Unsupervised Semantic Parsing
Enabling a computer to understand human language is one of the ultimate goals of NLP. Arguably, such understanding is not possible without semantic parsing, i.e. mapping of text to a representation of meaning. In recent years, there has been increasing interest in statistical approaches to semantic parsing. However, most of this research has focused on supervised methods requiring large amounts of data labeled by human experts. Such annotated resources are scarce and expensive to create, motivating the need for unsupervised or semi-supervised techniques.
Recently, we introduced the first nonparametric Bayesian model for unsupervised full semantic parsing. The model defines a generative story for recursive construction of lexical items along with syntactic and semantic structures. The method achieves competitive results on the question-answering task on the biomedical domain.
Bootstrapping Semantic Analyzers from Non-Contradictory Texts
Unsupervised models of semantics have their own challenges: they are not always able to establish semantic equivalences of lexical entries or logical forms or, on the contrary, cluster semantically different or even opposite expressions. For example, when analyzing weather forecasts, it is very hard to discover without explicit supervision which of the expressions “south wind”, “wind from west", and “southerly” denote the same wind direction and which do not, as they all have a very similar distribution of their contexts.
In our work, we showed that groups of unannotated texts with overlapping and non-contradictory semantics represent a valuable form of weak supervision. We assume that each such group of texts corresponds to some hidden semantic state, and each text in the group verbalizes a subset of this full semantic state. For example, consider semantic analysis of news articles or biographies. In both cases, we can find groups of documents referring to the same events or persons, and though they will probably focus on different aspects and have different subjective passages, they are likely to agree on the core information. Simultaneous inference of the semantic state for such a group would restrict the space of compatible hypotheses, and, intuitively, "easier" texts in a group will help to analyze the "harder" ones. The improvement in accuracy demonstrated in our experiments corresponds to more than 50% relative error reduction with a fully-supervised method used as an upper bound.
Modeling Documents with Inherently Parallel Structure
Documents often have inherently parallel structure: they may consist of a text and commentaries, or an abstract and a body, or sections presenting alternative views on the same problem. Automatically revealing relations between the parts, by jointly segmenting and predicting links between the segments, would open interesting possibilities for construction of friendlier user interfaces. One example is an application which, given a user-selected fragment of the abstract, produces a summary from the aligned segment of the document body. To address this problem, we introduced an unsupervised Bayesian model for joint discourse segmentation and alignment. When applied to a lecture-discussion dataset, our unsupervised method achieves competitive results rivaling those of a previously proposed fully-supervised technique. This work can also be regarded as a way to speed up inference for the bootstrapping approach discussed above, since, given such an alignment, a hidden semantic state can be inferred independently for each of the aligned segments.

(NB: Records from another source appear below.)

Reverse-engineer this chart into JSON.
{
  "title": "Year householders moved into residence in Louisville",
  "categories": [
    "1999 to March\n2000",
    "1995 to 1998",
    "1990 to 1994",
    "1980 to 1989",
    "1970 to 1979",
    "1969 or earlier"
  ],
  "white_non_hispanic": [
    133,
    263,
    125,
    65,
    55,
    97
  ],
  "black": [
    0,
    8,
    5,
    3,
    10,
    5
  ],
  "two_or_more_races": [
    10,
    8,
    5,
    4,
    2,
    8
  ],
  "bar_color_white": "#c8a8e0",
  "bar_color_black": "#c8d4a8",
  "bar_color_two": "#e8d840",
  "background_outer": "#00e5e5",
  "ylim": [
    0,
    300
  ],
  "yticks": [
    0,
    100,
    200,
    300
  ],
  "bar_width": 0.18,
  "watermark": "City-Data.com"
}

Unsupervised Aggregation in Multiclass and Structured Settings
Consider the setting where a panel of judges is repeatedly asked to rank hypotheses and to predict a graph (e.g., semantic or syntactic structure) or a category for an object, and assume that the judges' expertise depends on the hidden objects' type (or domain). Learning to aggregate their predictions with the goal of producing a better joint prediction is a fundamental problem in many areas of information retrieval and NLP, among others. However, supervised ranking data is generally hard to obtain, and data augmented with expertise information is particularly difficult. We proposed a generative framework for learning to aggregate predictors with domain-specific expertise, without supervision.

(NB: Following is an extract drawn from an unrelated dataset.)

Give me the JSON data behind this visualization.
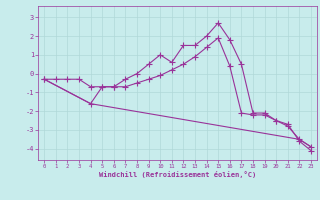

Learning Feature Representations for Syntactic and Semantic Parsing
State-of-the-art approaches to syntactic and semantic parsing problems are mostly based on statistical learning, i.e., they use annotated training data collected for the considered problem to build statistical models of semantic and syntactic structures. Even though values of model parameters are determined by learning algorithms, model designers have to perform extensive manual selection of predictive structural features before applying the learning algorithms. These models are expensive to create and difficult to port to new domains, even when they are similar. If the model designer omits an important predictive feature, the resulting model will not be able to discover the statistical dependency, and the model accuracy will be worse.

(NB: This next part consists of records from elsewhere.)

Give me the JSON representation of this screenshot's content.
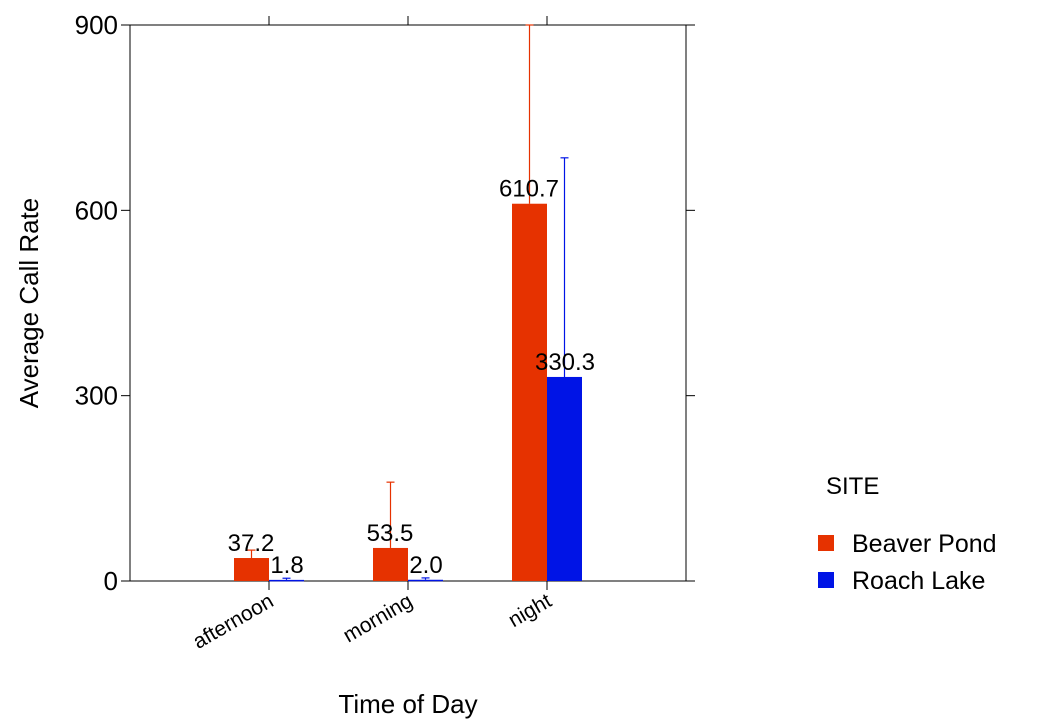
{
  "chart_data": {
    "type": "bar",
    "xlabel": "Time of Day",
    "ylabel": "Average Call Rate",
    "categories": [
      "afternoon",
      "morning",
      "night"
    ],
    "ylim": [
      0,
      900
    ],
    "yticks": [
      0,
      300,
      600,
      900
    ],
    "grid": false,
    "legend_position": "right",
    "legend_title": "SITE",
    "series": [
      {
        "name": "Beaver Pond",
        "color": "#e63200",
        "values": [
          37.2,
          53.5,
          610.7
        ],
        "labels": [
          "37.2",
          "53.5",
          "610.7"
        ],
        "error_upper": [
          50,
          160,
          900
        ]
      },
      {
        "name": "Roach Lake",
        "color": "#0014e6",
        "values": [
          1.8,
          2.0,
          330.3
        ],
        "labels": [
          "1.8",
          "2.0",
          "330.3"
        ],
        "error_upper": [
          4.5,
          5,
          685
        ]
      }
    ]
  }
}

We study latent variable models which automatically induce feature representations appropriate for the task and even the dataset, and the methods we developed achieve state-of-the-art results on multiple languages with minimal feature engineering. Latent variables can also be used to address sparsity problems. For example, the FrameNet standard describes an exceedingly large number of frame elements (argument types), and a model, which treats each frame element as a distinct label, is unlikely to succeed unless a very large amount of annotated data is provided. In our recent work, we constructed a latent variable model which automatically aligns frame elements and, as a result, dramatically reduces the set of model parameters.